Natalie Imbruglia and I go way back. Many of us loved her when she played Beth Brennan in Neighbours. That was in 1992. Unbelievable. And now Nat is back in my life and I am happy about this as the Australian singer has a new deal with Audible.

I have spent the last few nights snuggled down listening to the pop star’s international accent narrating ‘I Love A Sunburnt Country’ by one of our country’s most wonderful poets, Dorothea Mackeller. It is part of a new podcast series which pairs celebrity voices with guided mediations and bedtime tales. You see I suspect I am a vampire. Sleep has always eluded me. I have tried everything to get better sleep including magnesium tablets, melatonin, not looking at screens before bed, drinking warm milk, peppermint tea, and even Baileys.

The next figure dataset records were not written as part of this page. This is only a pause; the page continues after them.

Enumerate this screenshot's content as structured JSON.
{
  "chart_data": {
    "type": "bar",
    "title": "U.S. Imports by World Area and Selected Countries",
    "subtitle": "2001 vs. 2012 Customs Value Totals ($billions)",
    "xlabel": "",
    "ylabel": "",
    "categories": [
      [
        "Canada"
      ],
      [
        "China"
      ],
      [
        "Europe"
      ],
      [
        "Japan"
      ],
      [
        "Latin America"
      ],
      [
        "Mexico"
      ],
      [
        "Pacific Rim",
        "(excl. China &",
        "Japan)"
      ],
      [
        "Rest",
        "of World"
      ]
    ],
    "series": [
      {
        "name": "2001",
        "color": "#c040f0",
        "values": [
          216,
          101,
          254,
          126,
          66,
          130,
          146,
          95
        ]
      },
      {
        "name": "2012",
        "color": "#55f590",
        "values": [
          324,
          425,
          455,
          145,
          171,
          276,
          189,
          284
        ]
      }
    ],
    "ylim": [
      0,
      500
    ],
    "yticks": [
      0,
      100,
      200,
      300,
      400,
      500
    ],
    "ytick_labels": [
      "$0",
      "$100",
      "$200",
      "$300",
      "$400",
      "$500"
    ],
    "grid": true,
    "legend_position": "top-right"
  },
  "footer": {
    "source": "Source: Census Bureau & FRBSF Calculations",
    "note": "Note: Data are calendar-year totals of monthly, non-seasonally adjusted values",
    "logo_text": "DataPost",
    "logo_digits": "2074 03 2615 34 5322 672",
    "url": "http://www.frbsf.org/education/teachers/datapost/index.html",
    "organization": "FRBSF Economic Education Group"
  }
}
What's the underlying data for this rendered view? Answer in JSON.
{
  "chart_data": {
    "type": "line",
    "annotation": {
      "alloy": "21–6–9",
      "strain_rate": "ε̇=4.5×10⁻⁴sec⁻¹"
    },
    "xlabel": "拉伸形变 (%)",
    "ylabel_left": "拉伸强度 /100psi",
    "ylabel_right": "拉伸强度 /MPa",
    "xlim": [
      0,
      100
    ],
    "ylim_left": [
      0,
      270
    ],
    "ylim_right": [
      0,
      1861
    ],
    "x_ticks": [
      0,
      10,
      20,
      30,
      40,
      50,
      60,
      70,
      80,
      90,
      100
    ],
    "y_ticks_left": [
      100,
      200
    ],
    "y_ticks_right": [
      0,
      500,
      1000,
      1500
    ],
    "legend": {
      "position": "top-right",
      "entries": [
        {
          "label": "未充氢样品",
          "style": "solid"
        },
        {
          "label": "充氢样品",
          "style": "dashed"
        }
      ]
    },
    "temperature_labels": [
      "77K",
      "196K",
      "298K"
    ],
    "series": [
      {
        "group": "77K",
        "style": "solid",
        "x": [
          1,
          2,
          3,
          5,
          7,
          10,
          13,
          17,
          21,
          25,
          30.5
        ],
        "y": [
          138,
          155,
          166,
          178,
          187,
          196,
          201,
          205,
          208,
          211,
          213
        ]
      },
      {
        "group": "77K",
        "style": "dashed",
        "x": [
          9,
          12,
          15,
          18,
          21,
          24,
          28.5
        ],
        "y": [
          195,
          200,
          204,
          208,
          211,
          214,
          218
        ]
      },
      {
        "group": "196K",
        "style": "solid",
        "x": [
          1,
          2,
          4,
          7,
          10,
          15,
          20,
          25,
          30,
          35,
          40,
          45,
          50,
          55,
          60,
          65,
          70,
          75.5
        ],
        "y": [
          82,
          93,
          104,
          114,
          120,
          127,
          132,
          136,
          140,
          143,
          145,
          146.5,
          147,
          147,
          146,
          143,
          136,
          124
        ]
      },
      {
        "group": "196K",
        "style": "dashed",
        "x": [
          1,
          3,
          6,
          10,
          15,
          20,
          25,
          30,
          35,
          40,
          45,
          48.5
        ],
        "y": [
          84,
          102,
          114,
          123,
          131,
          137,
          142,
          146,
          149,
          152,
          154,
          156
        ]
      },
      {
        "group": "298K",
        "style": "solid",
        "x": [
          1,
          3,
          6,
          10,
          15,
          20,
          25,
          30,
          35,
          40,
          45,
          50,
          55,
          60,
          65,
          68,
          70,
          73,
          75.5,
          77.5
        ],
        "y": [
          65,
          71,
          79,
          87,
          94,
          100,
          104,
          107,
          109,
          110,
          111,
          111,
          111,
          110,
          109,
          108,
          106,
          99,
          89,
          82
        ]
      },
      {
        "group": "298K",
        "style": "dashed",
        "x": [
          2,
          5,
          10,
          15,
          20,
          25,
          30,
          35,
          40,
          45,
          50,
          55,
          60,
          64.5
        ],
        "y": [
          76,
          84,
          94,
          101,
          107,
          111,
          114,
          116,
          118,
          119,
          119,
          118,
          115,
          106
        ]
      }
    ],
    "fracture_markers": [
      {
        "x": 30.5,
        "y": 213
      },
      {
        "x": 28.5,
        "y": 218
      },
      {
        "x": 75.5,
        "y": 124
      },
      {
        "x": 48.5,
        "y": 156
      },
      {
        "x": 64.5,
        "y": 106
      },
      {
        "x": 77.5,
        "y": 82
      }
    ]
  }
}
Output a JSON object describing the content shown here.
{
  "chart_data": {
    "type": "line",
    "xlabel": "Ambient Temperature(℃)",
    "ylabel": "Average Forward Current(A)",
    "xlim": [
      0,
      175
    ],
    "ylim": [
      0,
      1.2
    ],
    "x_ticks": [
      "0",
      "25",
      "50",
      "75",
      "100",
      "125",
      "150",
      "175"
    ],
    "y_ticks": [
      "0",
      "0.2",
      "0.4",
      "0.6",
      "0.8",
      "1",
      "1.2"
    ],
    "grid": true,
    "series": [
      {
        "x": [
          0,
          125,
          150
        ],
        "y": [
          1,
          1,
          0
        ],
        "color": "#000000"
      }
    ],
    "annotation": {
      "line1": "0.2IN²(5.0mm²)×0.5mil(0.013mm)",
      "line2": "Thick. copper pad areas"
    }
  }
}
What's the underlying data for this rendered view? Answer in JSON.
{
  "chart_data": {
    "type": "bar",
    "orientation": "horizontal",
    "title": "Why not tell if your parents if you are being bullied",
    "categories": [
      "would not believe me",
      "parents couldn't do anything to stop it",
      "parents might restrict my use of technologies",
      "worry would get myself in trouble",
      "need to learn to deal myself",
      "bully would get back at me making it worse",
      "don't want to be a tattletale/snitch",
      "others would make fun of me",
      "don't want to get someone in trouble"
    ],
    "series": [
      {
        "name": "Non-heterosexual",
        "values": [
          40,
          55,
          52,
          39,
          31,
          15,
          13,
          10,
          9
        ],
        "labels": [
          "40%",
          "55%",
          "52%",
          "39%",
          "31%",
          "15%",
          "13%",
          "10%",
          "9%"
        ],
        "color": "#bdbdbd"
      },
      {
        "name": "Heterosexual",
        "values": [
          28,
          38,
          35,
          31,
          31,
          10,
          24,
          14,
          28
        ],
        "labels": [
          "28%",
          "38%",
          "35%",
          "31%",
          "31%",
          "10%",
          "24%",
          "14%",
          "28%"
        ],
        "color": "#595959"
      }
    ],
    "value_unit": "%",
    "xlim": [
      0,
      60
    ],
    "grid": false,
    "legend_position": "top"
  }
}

Hey, you never know hat a splash of Irish love can do for a girl. My brain goes into overdrive the minute I hit the pillow or I find it impossible to go back to sleep when my kids or dogs wake me up in the middle of the night. Seven hours sleep seems but a dream in my world that is sleep deprived. But back to Natalie.

Remember her hit song, ‘Torn’? It was the soundtrack to my life in 1997. My best friend and I would blast it before we went out to Fridays at Mooloolaba and we would have it on repeat when a guy inevitably bruised our hearts. We belted out the lyrics full of angst and anger and gusto: “I’m all out of faith, This is how I feel. I’m cold and I am shamed, Lying naked on the floor. Illusion never changed into something real, I’m wide awake and I can see the perfect sky is torn.” I dressed the same as Nat in her video clip and copied the crop top t-shirt and cargo pants.

Fast forward over 3 decades later and things turned out just fine and I did meet a guy who didn’t make me feel torn and we had some lovely children and bought a cute white house. But. I hear Torn and I am 20 years old and trying to navigate the confusing world of love and rejection and the challenge of finding someone who would like me just for me. Life was also great as I had no responsibilities except to do my job. The weeks consisted of swimming at every sunset in the ocean and going out every weekend and dancing until dawn to Natalie’s Torn. Oh, how times have changed for me and for the pop star.